Newsweek’s reviewer wrote of the book: “This is news that goes beyond what the journalists brought us, news from the heart of darkness. It was long overdue.” Writing in the New York Review of Books, William Styron noted, “Caputo’s troubled, searching meditations on the love and hate of war, on fear, and the ambivalent discord warfare can create in the hearts of decent men, are among the most eloquent I have read in modern literature.”
The Los Angeles Times was more succinct, calling A Rumor of War a “terrifying book.”
And it was. Your faithful correspondent read it when he was 22, around the same age as Caputo was during his 16-month tour in Vietnam. Caputo’s vivid description of the horrors he endured caused terrible nightmares for this reader.
If A Rumor of War tops the list of anti-war books, Chris Hedges’ War is a Force That Gives Us Meaning ranks second.
Hedges, a foreign correspondent who was part of a 2002 Pulitzer Prize-winning team from The New York Times, describes what he saw in covering global conflicts over the previous two decades.
“In the beginning war looks and feels like love,” Hedges writes. “But unlike love, it gives nothing in return but an ever-deepening dependence, like all narcotics, on the road to self-destruction. It does not affirm but places upon us greater and greater demands. It destroys the outside world until it is hard to live outside war’s grip. It takes a higher and higher dose to achieve any thrill. Finally, one ingests war only to remain numb.”
Hedges’ take may not cause nightmares, but it’s a sobering and up-close examination of man’s capacity for brutality.
Earlier this month, I picked up Suzanne Collins’ The Hunger Games, the novel that the current blockbuster film of the same name is based on. I’m usually reluctant to read fiction, but after reading The Hunger Games — and seeing the very faithful film adaptation — I devoured the sequels, Catching Fire and Mockingjay.
For the uninitiated, the story is a futuristic tale of a despotic regime’s attempt to control its citizens. Bread and circuses, dolled out in precise measures, is the name of the game. We see the story of a government’s oppression and eventual revolution against it through the eyes of a 16-year-old girl, Katniss Everdeen. The Hunger Games is the name of the authoritarian state’s reality TV show where young contestants engage in a killing contest. The last one standing atop a massive body count is named victor.
We won’t give away too much of the plot, but the author’s anti-war point is made crystal clear amid the carnage of the three books.
Collins, who vividly recalls the traumatic time in her childhood when her father served a tour of duty in Vietnam, has shared her inspiration.

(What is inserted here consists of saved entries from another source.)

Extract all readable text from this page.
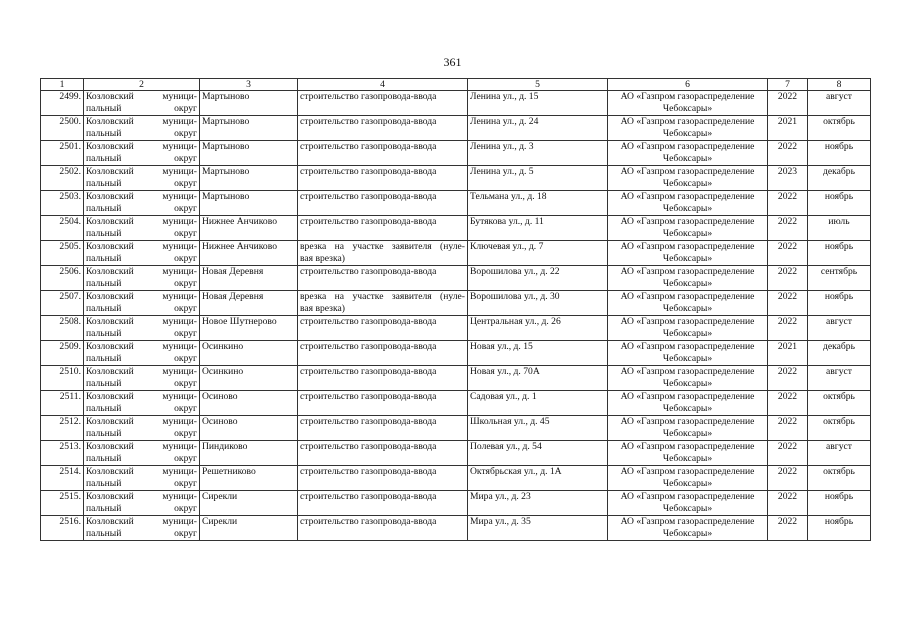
361
1	2	3	4	5	6	7	8

2499.	Козловский муници-
пальный округ	Мартыново	строительство газопровода-ввода	Ленина ул., д. 15	АО «Газпром газораспределение
Чебоксары»	2022	август

2500.	Козловский муници-
пальный округ	Мартыново	строительство газопровода-ввода	Ленина ул., д. 24	АО «Газпром газораспределение
Чебоксары»	2021	октябрь

2501.	Козловский муници-
пальный округ	Мартыново	строительство газопровода-ввода	Ленина ул., д. 3	АО «Газпром газораспределение
Чебоксары»	2022	ноябрь

2502.	Козловский муници-
пальный округ	Мартыново	строительство газопровода-ввода	Ленина ул., д. 5	АО «Газпром газораспределение
Чебоксары»	2023	декабрь

2503.	Козловский муници-
пальный округ	Мартыново	строительство газопровода-ввода	Тельмана ул., д. 18	АО «Газпром газораспределение
Чебоксары»	2022	ноябрь

2504.	Козловский муници-
пальный округ	Нижнее Анчиково	строительство газопровода-ввода	Бутякова ул., д. 11	АО «Газпром газораспределение
Чебоксары»	2022	июль

2505.	Козловский муници-
пальный округ	Нижнее Анчиково	врезка на участке заявителя (нуле-
вая врезка)	Ключевая ул., д. 7	АО «Газпром газораспределение
Чебоксары»	2022	ноябрь

2506.	Козловский муници-
пальный округ	Новая Деревня	строительство газопровода-ввода	Ворошилова ул., д. 22	АО «Газпром газораспределение
Чебоксары»	2022	сентябрь

2507.	Козловский муници-
пальный округ	Новая Деревня	врезка на участке заявителя (нуле-
вая врезка)	Ворошилова ул., д. 30	АО «Газпром газораспределение
Чебоксары»	2022	ноябрь

2508.	Козловский муници-
пальный округ	Новое Шутнерово	строительство газопровода-ввода	Центральная ул., д. 26	АО «Газпром газораспределение
Чебоксары»	2022	август

2509.	Козловский муници-
пальный округ	Осинкино	строительство газопровода-ввода	Новая ул., д. 15	АО «Газпром газораспределение
Чебоксары»	2021	декабрь

2510.	Козловский муници-
пальный округ	Осинкино	строительство газопровода-ввода	Новая ул., д. 70А	АО «Газпром газораспределение
Чебоксары»	2022	август

2511.	Козловский муници-
пальный округ	Осиново	строительство газопровода-ввода	Садовая ул., д. 1	АО «Газпром газораспределение
Чебоксары»	2022	октябрь

2512.	Козловский муници-
пальный округ	Осиново	строительство газопровода-ввода	Школьная ул., д. 45	АО «Газпром газораспределение
Чебоксары»	2022	октябрь

2513.	Козловский муници-
пальный округ	Пиндиково	строительство газопровода-ввода	Полевая ул., д. 54	АО «Газпром газораспределение
Чебоксары»	2022	август

2514.	Козловский муници-
пальный округ	Решетниково	строительство газопровода-ввода	Октябрьская ул., д. 1А	АО «Газпром газораспределение
Чебоксары»	2022	октябрь

2515.	Козловский муници-
пальный округ	Сирекли	строительство газопровода-ввода	Мира ул., д. 23	АО «Газпром газораспределение
Чебоксары»	2022	ноябрь

2516.	Козловский муници-
пальный округ	Сирекли	строительство газопровода-ввода	Мира ул., д. 35	АО «Газпром газораспределение
Чебоксары»	2022	ноябрь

“One night, I was lying in bed, and I was channel surfing between reality TV programs and actual war coverage,” she told an interviewer. “On one channel, there’s a group of young people competing for I don’t even know; and on the next, there’s a group of young people fighting in an actual war. I was really tired, and the lines between these stories started to blur in a very unsettling way. That’s the moment when Katniss’s story came to me.”
The heroine endures trauma after trauma. Each episode of violence strips away some of her youthful vigor. In the end, she struggles to hold on to her humanity, to remember the things that usually preoccupy a teenager.
It recalled Caputo’s assessment of the time after his return from Vietnam. “When my three-year enlistment expired in 1967, I was almost completely ignorant about the stuff of ordinary life, about marriage, mortgages, and building a career,” he writes. Instead, he “had acquired some expertise in the art of killing. I knew how to face death and how to cause it …”
Regardless of the setting — Vietnam, the Hunger Games fictional nation of Panem or Afghanistan — the message of war’s toll remains the same.